81% of people want to write a book someday. “Someday” means never. The other 19% are the only ones that ever get anywhere with it, and only a subset of them have written a published book.
Most people nowadays can’t be bothered to pick up a pen and paper to write a letter let alone sit down at a computer for months and years to pound out a slick manuscript. Not to mention the months and years spent editing and polishing the damn turd.
I haven’t even touched on the years and even decades it can take to understand what a great book is, which has far more to do with writing something people want to read than being factual, accurate, or data based. These things help, but we’ve all read boring textbooks, which are supposed to be objectively true. I think it may be unlawful for textbooks to be interesting, though, and the only reason they become best-sellers is because they are mandated by our daytime indoctrination camps for their slaves… I mean school and their students. Not because of clever marketing.

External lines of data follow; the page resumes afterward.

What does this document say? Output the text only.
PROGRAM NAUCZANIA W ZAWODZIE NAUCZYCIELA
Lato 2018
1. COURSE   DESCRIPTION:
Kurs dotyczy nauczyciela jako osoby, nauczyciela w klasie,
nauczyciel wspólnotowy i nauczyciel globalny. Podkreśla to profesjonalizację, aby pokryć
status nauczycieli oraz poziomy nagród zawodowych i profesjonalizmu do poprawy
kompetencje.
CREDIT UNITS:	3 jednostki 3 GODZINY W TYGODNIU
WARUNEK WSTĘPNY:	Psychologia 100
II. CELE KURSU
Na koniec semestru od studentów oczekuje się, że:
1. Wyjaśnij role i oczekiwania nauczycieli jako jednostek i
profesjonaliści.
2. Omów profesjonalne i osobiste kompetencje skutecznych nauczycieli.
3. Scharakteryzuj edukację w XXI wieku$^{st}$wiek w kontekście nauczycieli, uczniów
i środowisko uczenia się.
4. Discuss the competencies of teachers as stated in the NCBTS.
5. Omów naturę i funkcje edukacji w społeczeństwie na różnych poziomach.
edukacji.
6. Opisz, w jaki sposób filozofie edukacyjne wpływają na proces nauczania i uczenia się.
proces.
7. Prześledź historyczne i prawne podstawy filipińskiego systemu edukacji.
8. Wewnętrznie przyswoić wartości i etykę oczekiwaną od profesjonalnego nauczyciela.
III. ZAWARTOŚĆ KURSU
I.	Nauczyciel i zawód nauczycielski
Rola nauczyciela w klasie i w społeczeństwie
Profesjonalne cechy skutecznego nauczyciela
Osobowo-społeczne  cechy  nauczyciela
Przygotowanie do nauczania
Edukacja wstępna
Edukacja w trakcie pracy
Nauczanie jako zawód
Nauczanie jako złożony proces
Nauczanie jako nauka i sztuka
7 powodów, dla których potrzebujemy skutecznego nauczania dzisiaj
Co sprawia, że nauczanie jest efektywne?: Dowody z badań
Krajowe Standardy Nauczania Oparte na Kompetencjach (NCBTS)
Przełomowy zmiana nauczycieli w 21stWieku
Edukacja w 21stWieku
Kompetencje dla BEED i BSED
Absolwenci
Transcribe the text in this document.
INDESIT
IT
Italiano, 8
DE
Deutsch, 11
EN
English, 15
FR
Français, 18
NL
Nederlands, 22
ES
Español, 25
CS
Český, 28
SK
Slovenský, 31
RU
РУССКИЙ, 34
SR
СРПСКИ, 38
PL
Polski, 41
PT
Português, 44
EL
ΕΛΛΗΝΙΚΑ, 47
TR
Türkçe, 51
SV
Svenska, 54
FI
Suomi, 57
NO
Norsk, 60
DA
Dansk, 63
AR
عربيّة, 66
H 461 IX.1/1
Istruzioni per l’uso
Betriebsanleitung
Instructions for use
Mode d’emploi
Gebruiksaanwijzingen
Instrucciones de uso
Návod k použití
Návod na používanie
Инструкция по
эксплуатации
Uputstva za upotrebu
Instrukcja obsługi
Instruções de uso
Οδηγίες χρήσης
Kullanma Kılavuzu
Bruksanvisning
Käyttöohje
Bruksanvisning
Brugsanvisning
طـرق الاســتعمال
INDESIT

So, how easy is it to write a great book? You tell me.
2. An Engaged Audience
90% of self-published books sell less than 100 copies. Sure, if you’re in some obscure category, and you manage to sell a few dozen books in the first week or two, you may still achieve best-seller status.
But most people simply can’t rub enough of an audience together to read a damn blog post let alone motivate them to go to Amazon (where is that, in Brazil?), deadlift their wallet, delicately and meticulously extract their credit card from a dangerously small crack leading to the pits of hell, muster the final shred of generosity residing in some appendage or appendix or organ… OH MY GOD is this molasses going to take all day?!
Everybody wants to hustle. No one wants to build connections. Everyone wants a follower. No one wants to follow others, especially not some poor, unshaven, unwashed sop banging it out on a keyboard in a dark basement. Think about it.
Mike Winnet proved that indeed, you can sell a book filled with blank pages and still make it to best-seller status. But let’s be fair – Mike has nearly 100,000 YouTube subscribers, he spent a small fortune getting to that point, and he has a following that would gladly give him more than a minute of their time (I find him delightfully entertaining).
Exactly how easy is it to build an engaged audience that gives a crap about your shitty Kindle let alone how your weekend went? It’s easy to say it’s easy after the fact. It’s not.
It’s as Easy as One, Two, Jr. Bacon Cheeseburger
I’m not going to jump to the defense of other self-published best-selling authors and vouch for their work. But what I will say in my own self-interest (not self-defense) is this:
- I am a best-selling author, I wrote seven stupid tomes, and I have legitimately sold hundreds of the darn things. I have proof and I can show it to you. But book royalties won’t make you wealthy. I also have proof.
- I blog daily and expect very little in return. I’m pleasantly surprised when it leads to something.
- I’ve dedicated untold hours to “building a following” with mediocre results to show for it.
- I have thousands of articles, hundreds of podcast episodes and videos, and dozens of songs published. Whatever. No one cares. Stop talking about yourself. Stupid, stupid, stupid! Wait, am I still typing out loud…?
I think what we can conclude from all this is that:
- Growing a social media following is ass. It often ends up being about numbers and not engagement. And even as numbers grow, your engagement can shatter through your roof, pile drive through your bed, and continue to drill into the depths of god’s green earth into oblivion. For no apparent reason.
- It’s like the more stuff we do, the less people care, man. You’ve got to make things people will miss if they are gone. Otherwise, doing more is just doing more.
- There ain’t no school for critics. So, show me your best-sellers, bro.
- I need a hamburger. I should probably stop talking about them.